Wednesday 1 August 2012

Henfish aka THE Lumpsucker

Image: Biopix: JC Schou
Cyclopterus lumpus
We all love big, ugly fish, right? How would we know the small and beautiful without them? You need a few ogres around or you won't recognise a pixie when you see it. I think...

Image: Biopix: JC Schou
I don't know if the sea ever needed a hen to call its own, but it has one regardless. It's the Henfish or Sea Hen, also known as the Lumpfish or Lumpsucker.

It's the only species in the genus Cyclopterus and its specific name is lumpus! The Henfish also lends its generic name to the whole Lumpfish family: Cyclopteridae.

Basically, this is the original Lumpsucker!

We've seen another Lumpsucker before, the cute, little Spiny Pacific one. Now we get to see what it's like on the other side of the Adorable Scale.

Image: Biopix: JC Schou
It's quite a sight! 30 to 60 cm (1 to 2 feet) of potato chunkiness in greyscale.

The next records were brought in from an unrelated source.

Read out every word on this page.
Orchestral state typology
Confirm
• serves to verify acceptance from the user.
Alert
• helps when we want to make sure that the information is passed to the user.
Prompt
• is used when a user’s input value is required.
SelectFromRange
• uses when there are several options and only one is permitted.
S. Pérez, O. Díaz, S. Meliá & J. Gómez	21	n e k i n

The Henfish has the unrefined features and protruding eyes we could once confidently expect of criminals. That was back in the old days, when you could easily judge someone's soul by the shape of their nose and hoodlums couldn't legally afford to quaff perfectly good wine.

On their back is a dorsal fin oddly covered in thick skin. Good! We can gossip about them behind their back and they won't mind too much. They lack scales but have bony lumps all over the body instead, and several rows of even bigger lumps running from head to tail.

Image: Biopix: JC Schou
If the "Lump" part of Lumpsucker comes from their appearance, then the Henfish earns it in abundance. It looks like a great, big lump composed entirely of variously sized lumps. They also got the "sucker" part down; their ventral fins are modified into a disk that lets them stick onto rocks.

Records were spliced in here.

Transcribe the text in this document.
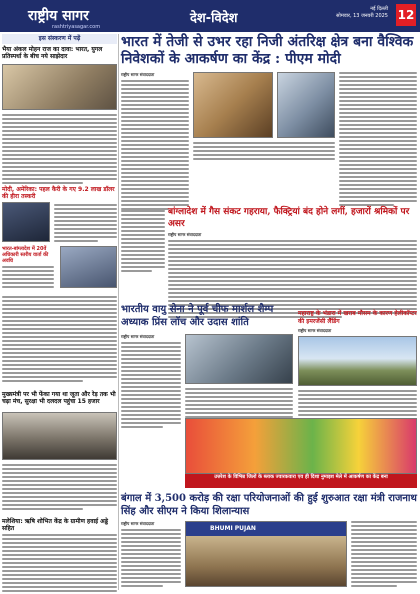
राष्ट्रीय सागर
rashtriyasagar.com
देश-विदेश
नई दिल्ली
सोमवार, 13 जनवरी 2025 12
इस संस्करण में पढ़ें
भैया अंकल मोहन राज का दावा: भारत, युगल प्रतिस्पर्धा के बीच नये साझेदार
मोदी, अमेरिका: पहल कैरी के गए 9.2 लाख डॉलर की हीरा तस्करी
भारत-बांग्लादेश में 20वें अधिकारी स्तरीय वार्ता की अवधि
मुख्यमंत्री पर भी फेंका गया था जूता और रेड़ तक भी चढ़ा मंच, सुरक्षा भी दलदल पहुंचा 15 हजार
मलेशिया: ऋषि शोभित केंद्र के ग्रामीण हवाई अड्डे सहित
भारत में तेजी से उभर रहा निजी अंतरिक्ष क्षेत्र बना वैश्विक निवेशकों के आकर्षण का केंद्र : पीएम मोदी
राष्ट्रीय सागर संवाददाता
बांग्लादेश में गैस संकट गहराया, फैक्ट्रियां बंद होने लगीं, हजारों श्रमिकों पर असर
राष्ट्रीय सागर संवाददाता
भारतीय वायु सेना ने पूर्व चीफ मार्शल शैम्प अध्याक प्रिंस लॉच और उदास शांति
राष्ट्रीय सागर संवाददाता
महाराष्ट्र के भंडारा में खराब मौसम के कारण हेलीकॉप्टर की इमरजेंसी लैंडिंग
राष्ट्रीय सागर संवाददाता
उत्तरेश के विभिन्न जिलों के ब्लाक ज्वारकवारा एव ही दिशा नुमाइश मेले में आकर्षण का केंद्र बना
बंगाल में 3,500 करोड़ की रक्षा परियोजनाओं की हुई शुरुआत रक्षा मंत्री राजनाथ सिंह और सीएम ने किया शिलान्यास
राष्ट्रीय सागर संवाददाता
BHUMI PUJAN
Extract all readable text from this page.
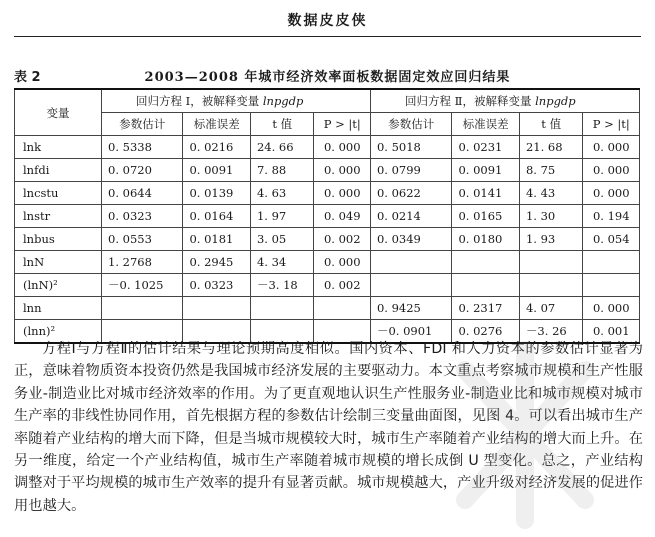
数据皮皮侠
表 2	2003—2008 年城市经济效率面板数据固定效应回归结果
变量	回归方程 Ⅰ，被解释变量 lnpgdp				回归方程 Ⅱ，被解释变量 lnpgdp			
	参数估计	标准误差	t 值	P > |t|	参数估计	标准误差	t 值	P > |t|
lnk	0. 5338	0. 0216	24. 66	0. 000	0. 5018	0. 0231	21. 68	0. 000
lnfdi	0. 0720	0. 0091	7. 88	0. 000	0. 0799	0. 0091	8. 75	0. 000
lncstu	0. 0644	0. 0139	4. 63	0. 000	0. 0622	0. 0141	4. 43	0. 000
lnstr	0. 0323	0. 0164	1. 97	0. 049	0. 0214	0. 0165	1. 30	0. 194
lnbus	0. 0553	0. 0181	3. 05	0. 002	0. 0349	0. 0180	1. 93	0. 054
lnN	1. 2768	0. 2945	4. 34	0. 000				
(lnN)²	－0. 1025	0. 0323	－3. 18	0. 002				
lnn					0. 9425	0. 2317	4. 07	0. 000
(lnn)²					－0. 0901	0. 0276	－3. 26	0. 001
方程Ⅰ与方程Ⅱ的估计结果与理论预期高度相似。国内资本、FDI 和人力资本的参数估计显著为正，意味着物质资本投资仍然是我国城市经济发展的主要驱动力。本文重点考察城市规模和生产性服务业-制造业比对城市经济效率的作用。为了更直观地认识生产性服务业-制造业比和城市规模对城市生产率的非线性协同作用，首先根据方程的参数估计绘制三变量曲面图，见图 4。可以看出城市生产率随着产业结构的增大而下降，但是当城市规模较大时，城市生产率随着产业结构的增大而上升。在另一维度，给定一个产业结构值，城市生产率随着城市规模的增长成倒 U 型变化。总之，产业结构调整对于平均规模的城市生产效率的提升有显著贡献。城市规模越大，产业升级对经济发展的促进作用也越大。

Indeed, you will normally find this fish near rocks on the sea floor, feasting on small fish, crustaceans, worms and jellyfish.

They inhabit a cold, north Atlantic range from North America to Greenland, Scandinavia and down to Spain, usually at depths of 50 to 300 m (165 to 985 ft). The shallow end is preferred in summer, and they swim down for the winter. One individual went a bit far and was spotted a whopping 868 m (2,848 ft) deep!

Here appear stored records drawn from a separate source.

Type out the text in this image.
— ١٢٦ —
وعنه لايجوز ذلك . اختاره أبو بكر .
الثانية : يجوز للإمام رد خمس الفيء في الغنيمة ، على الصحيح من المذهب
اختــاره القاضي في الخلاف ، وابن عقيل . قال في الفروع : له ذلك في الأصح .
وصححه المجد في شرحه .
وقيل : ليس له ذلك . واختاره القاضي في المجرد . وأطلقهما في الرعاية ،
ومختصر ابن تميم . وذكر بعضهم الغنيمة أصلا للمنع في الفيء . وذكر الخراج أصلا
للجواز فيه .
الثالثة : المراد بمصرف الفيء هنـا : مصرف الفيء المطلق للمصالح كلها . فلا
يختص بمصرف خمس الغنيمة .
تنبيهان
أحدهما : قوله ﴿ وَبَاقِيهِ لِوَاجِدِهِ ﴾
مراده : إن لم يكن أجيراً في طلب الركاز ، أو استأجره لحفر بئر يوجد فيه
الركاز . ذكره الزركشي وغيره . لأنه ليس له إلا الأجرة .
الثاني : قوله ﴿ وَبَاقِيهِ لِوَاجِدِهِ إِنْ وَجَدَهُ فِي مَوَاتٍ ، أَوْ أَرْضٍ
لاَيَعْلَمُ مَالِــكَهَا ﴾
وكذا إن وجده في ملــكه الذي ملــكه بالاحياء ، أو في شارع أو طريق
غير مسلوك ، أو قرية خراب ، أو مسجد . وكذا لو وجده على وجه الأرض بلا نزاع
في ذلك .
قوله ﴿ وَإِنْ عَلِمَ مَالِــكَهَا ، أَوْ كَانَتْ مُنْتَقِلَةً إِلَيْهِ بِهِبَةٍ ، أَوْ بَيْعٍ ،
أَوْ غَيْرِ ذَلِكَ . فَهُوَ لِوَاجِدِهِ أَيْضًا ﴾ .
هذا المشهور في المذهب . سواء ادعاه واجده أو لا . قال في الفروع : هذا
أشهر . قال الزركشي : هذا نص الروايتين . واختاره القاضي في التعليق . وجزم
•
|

You wouldn't know it to look at them, but these guys can migrate over 100 km (62 miles) between feeding grounds and spawning grounds. Henfish have much more energy and stamina than you'd expect.

Come mating time, males acquire a red or orange belly and are tasked with protecting a rocky nest of some 300,000 eggs for a month or two.

Image: Vidar A via Flickr
Since only the belly is meant to turn red, I can only assume this fellow is a sex beast. Henfish have much more energy and stamina than you'd expect.

7 comments:

TexWisGirl said...

actually quite cute for a lumpy beast. :)

Crunchy said...

I read an article that explains why their stomachs change color during mating time. Turns out part of their mating ritual requires the female to give the male a mean pinkbelly with those slappy fins of hers.

Joseph JG said...

@TexWisGirl: I should have known you'd say that!

@Crunchy: Ha! I guess that "sex beast" got a real beating then!

Gio. Ve. said...

The submarine creatures are endlessly surprising...
All the best and congratulations.

Joseph JG said...

They sure are! Thanks!

Anonymous said...

I think it is called "henfish" because it gives you delicious eggs! The male wants to protect them but... tough luck.

Joseph JG said...

Ah, of course! I hadn't even thought of that!